My Stage is the World

Oh what a tangled web we weave, when first we practise to deceive

To Market, to Market

on August 29, 2014

After staying up late drinking, I decided I was allowed to sleep in, but I was still downstairs by 9.15, as the girls and I chatted outside with toast and coffee. We considered waking JK but then what was the point? We weren’t doing anything so we might as well let him sleep!

It was decided that today we would be allowed to go to the market with Grace and we were all super excited at being let out. Showered (freezing again) and dressed we headed outside, but were waylaid by the men cutting down coconuts.

We went over to have a look and were each presented with a freshly cut coconut to drink from. Once we’d finished this, we were then given spoons so we could eat the flesh. I’m not a huge fan of coconut, but it was pretty awesome to be able to have one from ‘our’ back garden!

With no tro-tro in sight, we piled into a taxi. Us four girls in the back, Grace and JK in the front with the driver. It was… Cosy to say the least, not to mention boiling, but it was a bargain at 25 cedis and we reached the market in good time.

On the way we went through a ‘drive-thru’ market, that is hoards of people clamouring at the car windows offering you their wares. One man even washed the taxi windscreen! We weren’t really sure about this but they weren’t too persistent and there was so much to look at – I mean who wouldn’t want some Jesus stickers and an alphabet poster?

A bumpy ride

The market itself was incredible – hundreds of people selling everything you can imagine. Vegetables, fruit, dried fish, chickens and spices… Not to mention a lady on the footbridge with a huge pile of pants!
market in Accra

Grace was on a mission, hurrying us through the market as we tried to work out what we wanted, especially when we were inside the dark, hustle and bustle of the fish market. Sweet potatoes, talapia and pineapple (obviously with more of THE sauce), cost us very little and all of the food was fresh and delicious.

Hurrying on, chatting to locals and occasionally getting distracted by merchandise, we arrived in a car park full of small, rusty minibuses and taxis. We climbed aboard one of these and were joined with all sorts of people heading home from the market.

More and more sellers clamoured outside the window and we ended up (on Grace’s recommendation) buying a borfro each. Costing about 8p each they were delicious! They smelled like donuts and were hot and slightly greasy, but with a consistency more like a bread roll.

We also bought some plantain chips and tried some menthol mints – paying through the window at the traffic lights. We almost felt local… Except that Grace was doing all of the negotiation.

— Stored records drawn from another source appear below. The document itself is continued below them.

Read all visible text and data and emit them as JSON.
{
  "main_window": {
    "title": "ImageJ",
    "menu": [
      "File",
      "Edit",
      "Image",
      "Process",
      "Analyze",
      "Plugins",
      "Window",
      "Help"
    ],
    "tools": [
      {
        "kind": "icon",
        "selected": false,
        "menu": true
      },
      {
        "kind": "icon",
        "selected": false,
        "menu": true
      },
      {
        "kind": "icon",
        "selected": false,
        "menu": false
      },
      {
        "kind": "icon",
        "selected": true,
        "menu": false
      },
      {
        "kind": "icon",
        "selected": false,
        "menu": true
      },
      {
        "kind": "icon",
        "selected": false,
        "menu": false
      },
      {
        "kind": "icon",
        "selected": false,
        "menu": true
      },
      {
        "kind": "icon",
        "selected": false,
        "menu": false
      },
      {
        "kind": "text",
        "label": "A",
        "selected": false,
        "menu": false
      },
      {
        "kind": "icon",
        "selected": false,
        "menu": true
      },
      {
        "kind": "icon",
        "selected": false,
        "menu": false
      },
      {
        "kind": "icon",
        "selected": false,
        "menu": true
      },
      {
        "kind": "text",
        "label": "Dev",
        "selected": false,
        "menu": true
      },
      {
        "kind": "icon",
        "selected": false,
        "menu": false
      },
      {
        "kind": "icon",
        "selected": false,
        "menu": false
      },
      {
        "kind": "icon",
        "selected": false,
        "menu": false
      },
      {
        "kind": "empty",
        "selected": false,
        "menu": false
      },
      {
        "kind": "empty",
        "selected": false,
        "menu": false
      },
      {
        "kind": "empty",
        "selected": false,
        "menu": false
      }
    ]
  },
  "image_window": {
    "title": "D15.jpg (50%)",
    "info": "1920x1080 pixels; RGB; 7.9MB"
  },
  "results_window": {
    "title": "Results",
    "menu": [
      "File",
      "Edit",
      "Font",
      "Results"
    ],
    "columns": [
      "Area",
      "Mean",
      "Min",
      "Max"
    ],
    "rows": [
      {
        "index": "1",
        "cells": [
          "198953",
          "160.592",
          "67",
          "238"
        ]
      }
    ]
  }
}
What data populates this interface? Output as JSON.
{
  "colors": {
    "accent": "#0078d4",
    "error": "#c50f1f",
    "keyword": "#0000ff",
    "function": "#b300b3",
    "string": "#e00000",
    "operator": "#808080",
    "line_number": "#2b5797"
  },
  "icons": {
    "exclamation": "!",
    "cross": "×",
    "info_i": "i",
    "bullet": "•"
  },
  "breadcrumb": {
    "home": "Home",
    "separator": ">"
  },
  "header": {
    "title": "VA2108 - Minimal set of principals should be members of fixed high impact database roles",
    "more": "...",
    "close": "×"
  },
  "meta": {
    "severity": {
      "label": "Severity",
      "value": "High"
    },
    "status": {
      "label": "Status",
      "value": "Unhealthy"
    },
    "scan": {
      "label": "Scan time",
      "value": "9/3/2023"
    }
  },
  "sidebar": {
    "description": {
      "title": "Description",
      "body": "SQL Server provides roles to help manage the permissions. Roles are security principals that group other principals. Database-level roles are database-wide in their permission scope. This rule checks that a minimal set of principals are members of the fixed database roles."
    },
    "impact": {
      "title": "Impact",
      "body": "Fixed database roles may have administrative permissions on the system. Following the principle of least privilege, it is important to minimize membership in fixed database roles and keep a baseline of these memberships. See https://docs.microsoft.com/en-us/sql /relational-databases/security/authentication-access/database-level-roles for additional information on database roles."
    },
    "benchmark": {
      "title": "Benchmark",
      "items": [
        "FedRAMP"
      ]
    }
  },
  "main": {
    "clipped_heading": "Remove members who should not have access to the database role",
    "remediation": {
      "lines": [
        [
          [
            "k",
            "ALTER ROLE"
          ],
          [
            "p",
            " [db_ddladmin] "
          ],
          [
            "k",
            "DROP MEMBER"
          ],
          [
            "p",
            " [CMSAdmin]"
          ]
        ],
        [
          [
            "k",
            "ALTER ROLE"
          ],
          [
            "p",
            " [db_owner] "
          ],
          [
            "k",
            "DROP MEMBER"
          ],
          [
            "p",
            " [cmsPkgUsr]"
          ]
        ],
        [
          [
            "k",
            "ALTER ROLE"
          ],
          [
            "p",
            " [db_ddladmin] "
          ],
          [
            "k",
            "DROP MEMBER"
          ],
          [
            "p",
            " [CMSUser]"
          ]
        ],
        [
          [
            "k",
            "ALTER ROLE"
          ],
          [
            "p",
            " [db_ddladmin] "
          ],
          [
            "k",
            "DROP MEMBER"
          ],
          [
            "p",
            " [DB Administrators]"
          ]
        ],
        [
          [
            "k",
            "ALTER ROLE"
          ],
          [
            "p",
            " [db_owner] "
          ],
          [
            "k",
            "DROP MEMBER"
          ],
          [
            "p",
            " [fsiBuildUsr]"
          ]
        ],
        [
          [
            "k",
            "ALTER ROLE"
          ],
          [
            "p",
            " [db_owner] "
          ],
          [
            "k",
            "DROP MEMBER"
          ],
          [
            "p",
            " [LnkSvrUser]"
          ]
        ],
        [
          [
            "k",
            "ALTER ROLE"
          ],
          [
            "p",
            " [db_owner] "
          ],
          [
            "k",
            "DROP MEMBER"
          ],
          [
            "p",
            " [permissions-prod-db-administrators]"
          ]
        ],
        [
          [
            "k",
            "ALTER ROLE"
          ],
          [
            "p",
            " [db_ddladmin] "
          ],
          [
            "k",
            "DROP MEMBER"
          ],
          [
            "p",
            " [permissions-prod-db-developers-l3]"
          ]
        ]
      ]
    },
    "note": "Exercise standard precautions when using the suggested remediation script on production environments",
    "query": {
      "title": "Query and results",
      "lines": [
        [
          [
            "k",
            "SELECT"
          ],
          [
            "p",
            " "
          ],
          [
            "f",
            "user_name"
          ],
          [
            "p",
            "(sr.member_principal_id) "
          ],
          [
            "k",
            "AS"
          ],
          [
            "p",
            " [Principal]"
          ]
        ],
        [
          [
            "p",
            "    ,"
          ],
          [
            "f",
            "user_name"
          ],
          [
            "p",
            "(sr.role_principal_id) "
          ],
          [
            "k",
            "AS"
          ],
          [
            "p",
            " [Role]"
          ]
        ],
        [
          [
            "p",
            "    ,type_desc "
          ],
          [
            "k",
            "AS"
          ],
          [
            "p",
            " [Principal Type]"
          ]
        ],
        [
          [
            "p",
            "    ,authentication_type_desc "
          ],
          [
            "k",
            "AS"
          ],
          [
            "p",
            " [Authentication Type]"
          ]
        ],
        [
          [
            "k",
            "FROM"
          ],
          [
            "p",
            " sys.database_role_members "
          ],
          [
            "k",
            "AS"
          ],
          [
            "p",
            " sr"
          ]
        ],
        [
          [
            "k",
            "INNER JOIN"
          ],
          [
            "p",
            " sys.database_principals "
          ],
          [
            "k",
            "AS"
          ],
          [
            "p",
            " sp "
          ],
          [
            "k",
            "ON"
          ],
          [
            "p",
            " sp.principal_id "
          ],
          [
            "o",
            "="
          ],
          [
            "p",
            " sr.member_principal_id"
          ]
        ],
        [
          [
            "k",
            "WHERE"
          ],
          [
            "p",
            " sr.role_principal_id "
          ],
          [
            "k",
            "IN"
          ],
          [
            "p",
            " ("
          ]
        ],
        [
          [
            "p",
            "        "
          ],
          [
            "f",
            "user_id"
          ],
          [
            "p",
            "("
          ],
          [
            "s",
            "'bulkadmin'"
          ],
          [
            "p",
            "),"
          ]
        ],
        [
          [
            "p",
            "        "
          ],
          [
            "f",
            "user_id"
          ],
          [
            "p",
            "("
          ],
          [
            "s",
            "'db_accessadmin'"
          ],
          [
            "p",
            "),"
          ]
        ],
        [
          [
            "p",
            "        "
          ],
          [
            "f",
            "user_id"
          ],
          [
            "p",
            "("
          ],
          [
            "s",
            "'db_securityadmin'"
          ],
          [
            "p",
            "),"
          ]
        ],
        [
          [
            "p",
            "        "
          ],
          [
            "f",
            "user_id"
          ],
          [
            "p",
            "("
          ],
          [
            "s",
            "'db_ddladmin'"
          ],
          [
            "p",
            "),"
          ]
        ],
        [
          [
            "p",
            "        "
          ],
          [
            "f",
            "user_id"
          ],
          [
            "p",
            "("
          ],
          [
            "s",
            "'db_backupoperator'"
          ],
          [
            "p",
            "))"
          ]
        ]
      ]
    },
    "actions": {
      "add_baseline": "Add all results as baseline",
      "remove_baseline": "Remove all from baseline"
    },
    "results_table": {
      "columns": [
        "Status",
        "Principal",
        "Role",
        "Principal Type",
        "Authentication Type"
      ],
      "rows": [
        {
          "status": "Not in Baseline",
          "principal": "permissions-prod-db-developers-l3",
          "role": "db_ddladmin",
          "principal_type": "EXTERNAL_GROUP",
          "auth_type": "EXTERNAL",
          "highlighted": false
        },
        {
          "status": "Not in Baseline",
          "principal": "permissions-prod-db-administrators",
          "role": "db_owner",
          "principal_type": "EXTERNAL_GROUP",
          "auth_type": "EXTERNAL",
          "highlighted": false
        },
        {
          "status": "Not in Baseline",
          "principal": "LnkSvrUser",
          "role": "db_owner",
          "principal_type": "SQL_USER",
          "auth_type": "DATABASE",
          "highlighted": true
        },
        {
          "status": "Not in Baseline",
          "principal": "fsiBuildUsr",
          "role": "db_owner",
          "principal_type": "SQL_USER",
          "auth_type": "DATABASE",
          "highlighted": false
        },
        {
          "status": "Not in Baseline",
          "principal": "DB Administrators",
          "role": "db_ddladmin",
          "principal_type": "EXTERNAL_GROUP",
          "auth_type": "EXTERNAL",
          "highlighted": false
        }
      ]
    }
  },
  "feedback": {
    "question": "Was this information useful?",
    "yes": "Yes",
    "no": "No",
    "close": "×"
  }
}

As for the bus itself – a tro-tro (pronounced Cho-Cho) – there were no seatbelts and we were crammed in like sardines. It was bumpy and fast, as we sped down the roads past the Church of Jesus Christ of Latter Day Saints (cue Book of Mormon soundtrack in my head again), Blood of Christ Hairdressing and God is Love Plumbing.
Book of Mormon church
Apparently 96% of Ghana is religious and it’s really clear from the amount of churches, signs for biblical study and worship, plus the names of the shops. Their faith my also be why they’re all so friendly – everyone seemed willing to help us and offer advice. Yes the market was intimidating, but no more so than Camden Loch or Covent Garden when they’re busy.

Don’t worry, be happy

Back home, the others (escorted by Ayee) headed out to Big Milly’s for a drink while I stayed to read my book. It was odd being alone in the house, because I wasn’t – David and Grace were there cooking and sorting things out. Once the others came back we ate and it was – again – delicious. I don’t usually eat much fish but it’s definitely growing on me!

As it was fairly early, we decided to pop out for some beers, leaving Miss P to shower. After walking for about 5 minutes it suddenly got very dark and we wished we’d brought a torch with us. Not to worry – a friendly local approached us and warned us to mind our bags because there were thieves. After discovering we were on a beer hunt, he took us to his friend’s bar.

As we walked in there was some hurried discussions and then everyone got up to leave so as to make room for us. We protested and explained that we just wanted some to take home. They seemed surprised, and more so when we said we wanted ten bottles, but agreed and lent us a basket to carry them home in – as long as we returned the basket and empty bottles.

Moust accompanied us back to carry the bottles and told us about his time in London and America, before inviting us to a reggae party on Saturday. We excitedly agreed, especially as BB would be with us by then and could look after us!

After seeing a car he introduced us to his brother who offered us a lift. Luckily we were right by our house so could decline politely… No matter how friendly and genuine people are, none of us was happy to get into a stranger’s car at night!

One beer down and… The power went off again! It came on again in time for Adolf to arrive and tell us we were going on a tip the next day! We were ecstatic! We’d all felt slightly cooped up, especially as we weren’t really allowed out on our own.

We agreed to be up early and ready to leave by 9am so headed to bed early. Unfortunately for me, I could not sleep and spent the night tossing and turning as my brain whirred.